Dass die Verrohung von Sprache und das Überschreiten von Tabugrenzen nicht erst mit den Möglichkeiten des Internet begann, erklärte Hans-Joachim Laesicke. Er sieht die Anfänge beim Start des Privatfernsehens. Ludger Weskamp forderte Respekt aus gesundem Menschenverstand ein. Die Anforderungen an den Einzelnen in der Gesellschaft würden aber wachsen. Es brauche Vorbilder zur Orientierung. Die seien jedoch abhanden gekommen, sagte Alireza Assadi. Er nannte als frühere Vorbilder Konrad Adenauer, Willy Brandt und den deutschen Kaiser, die dem Volk unterschiedliche Werte vorgelebt hätten. In der heutigen Konsumgesellschaft würden sich Menschen jedoch weniger über das Sein als über Besitz definieren, so Assadi.
Die Feststellung von Hans-Joachim Laesicke, „die da oben“ würden dermaßen kritisiert, dass niemand mehr Verantwortung übernehmen wolle, konnte sein Sohn und Amtsnachfolger so nicht stehen lassen. Ihm sei seit dem Amtsantritt an vielen Stellen die Hand gereicht worden, um Glaubwürdigkeit aufzubauen. „Ich sehe die Welt deshalb nicht so pessimistisch“, sagte der Bürgermeister.

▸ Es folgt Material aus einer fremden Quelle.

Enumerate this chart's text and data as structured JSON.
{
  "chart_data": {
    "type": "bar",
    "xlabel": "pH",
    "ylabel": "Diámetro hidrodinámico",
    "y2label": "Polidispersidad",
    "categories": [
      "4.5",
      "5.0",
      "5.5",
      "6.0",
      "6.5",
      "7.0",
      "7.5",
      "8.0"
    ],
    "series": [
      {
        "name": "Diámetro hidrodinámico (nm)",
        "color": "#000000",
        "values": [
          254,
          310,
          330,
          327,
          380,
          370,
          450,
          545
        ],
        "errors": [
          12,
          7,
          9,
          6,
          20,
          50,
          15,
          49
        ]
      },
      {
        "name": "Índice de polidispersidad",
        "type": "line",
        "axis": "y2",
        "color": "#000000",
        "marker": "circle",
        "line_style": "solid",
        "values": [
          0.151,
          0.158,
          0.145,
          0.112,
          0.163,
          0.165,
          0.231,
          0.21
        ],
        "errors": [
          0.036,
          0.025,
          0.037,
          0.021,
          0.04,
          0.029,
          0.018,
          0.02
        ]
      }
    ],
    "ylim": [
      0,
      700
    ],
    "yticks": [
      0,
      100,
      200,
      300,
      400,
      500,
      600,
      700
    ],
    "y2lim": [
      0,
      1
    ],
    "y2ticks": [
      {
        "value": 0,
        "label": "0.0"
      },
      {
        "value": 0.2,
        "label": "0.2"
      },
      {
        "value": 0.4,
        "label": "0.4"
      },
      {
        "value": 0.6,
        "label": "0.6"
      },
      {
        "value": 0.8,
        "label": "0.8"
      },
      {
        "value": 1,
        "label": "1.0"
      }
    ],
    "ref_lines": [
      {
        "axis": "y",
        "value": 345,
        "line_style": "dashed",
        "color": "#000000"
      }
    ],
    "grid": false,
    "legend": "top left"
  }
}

Propst Stäblein betonte schließlich den Wert der gemeinsamen Zeit am freien Sonntag und dachte dabei wohl bereits an die „verkaufsoffenen“ Adventswochenenden. Drecoll forderte die Verantwortung des Einzelnen ein. Mit dem Wählen einer Protestpartei sei diese Verantwortung jedenfalls nicht erfüllt. Manchmal könne eine freundliche Geste oder ein lächelnder Gruß das Zusammenleben einfacher machen, so Drecoll.